Dec. 8, 2004 A noninvasive fingertip test can identify patients with the earliest stages of heart disease and may prove cost-effective as a screening test, according to the findings of a Mayo Clinic study published this week in the Journal of American College of Cardiology.
“Atherosclerosis tends to affect all of the blood vessels in the body, and is not just limited to the arteries of the heart,” explains Amir Lerman, M.D., the Mayo Clinic cardiologist who led the study. “We expected patients with an abnormal result in the fingertip test to also have disease starting in their coronary arteries. We found a strong correlation, and that the fingertip test was very sensitive in identifying patients with early heart disease.”

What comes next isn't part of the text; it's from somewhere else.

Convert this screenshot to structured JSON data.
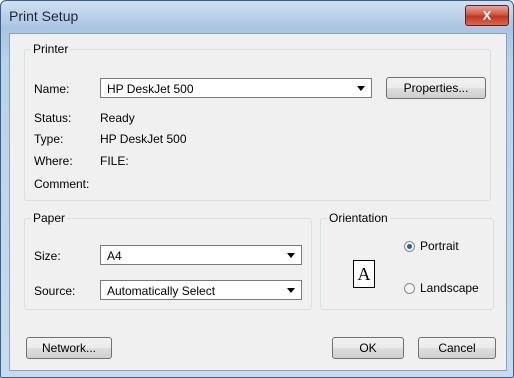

The study compared results of both invasive and noninvasive tests of dysfunction in a layer of cells called the endothelium that lines the blood vessels. The endothelium protects vessel walls from injury and helps modulate their expansion and contraction to maintain appropriate blood flow and blood pressure. Endothelial dysfunction is the earliest measure of functional abnormality in the blood vessels, so coronary endothelial dysfunction signals the beginning stages of atherosclerosis and heart disease. Researchers are examining how this blood vessel dysfunction in the body’s extremities, such as the fingers, can be a sign that the same problem exists in the heart.
In the study, researchers investigated the value of reactive hyperemia peripheral arterial tonometry (RH-PAT) by using a fingertip probe to assess the relationship between dysfunction in the heart region and dysfunction in extremities. Through invasive testing in the catheterization lab of the 94 patients participating, the team found 55 had coronary endothelial dysfunction. By comparing these results against RH-PAT, the researchers found a threshold value for the fingertip test that would have identified the majority of the patients with early heart disease.
The study findings indicate a potential role for RH-PAT as a test to identify individuals like this prior to an invasive procedure such as angiogram, or perhaps even to find who need more aggressive treatment to slow or stop the progression of cardiovascular disease.
“In this group of patients with chest pain, the noninvasive test was very sensitive in identifying those with early heart disease,” says Dr. Lerman. “The next step is to extend the research to broader populations of patients who may not yet have symptoms. Because this is a simple test that takes only about 20 minutes, we hope it could become another screening tool to help us identify and more effectively treat patients with heart disease.”
Authors of the paper, “Noninvasive Identification of Patients With Early Coronary Atherosclerosis by Assessment of Digital Reactive Hyperemia,” include Piero Bonetti, M.D.; Geralyn Pumper, R.N.; Stuart Higano, M.D.; David Holmes Jr., M.D., Jeffrey Kuvin, M.D., and Dr. Lerman.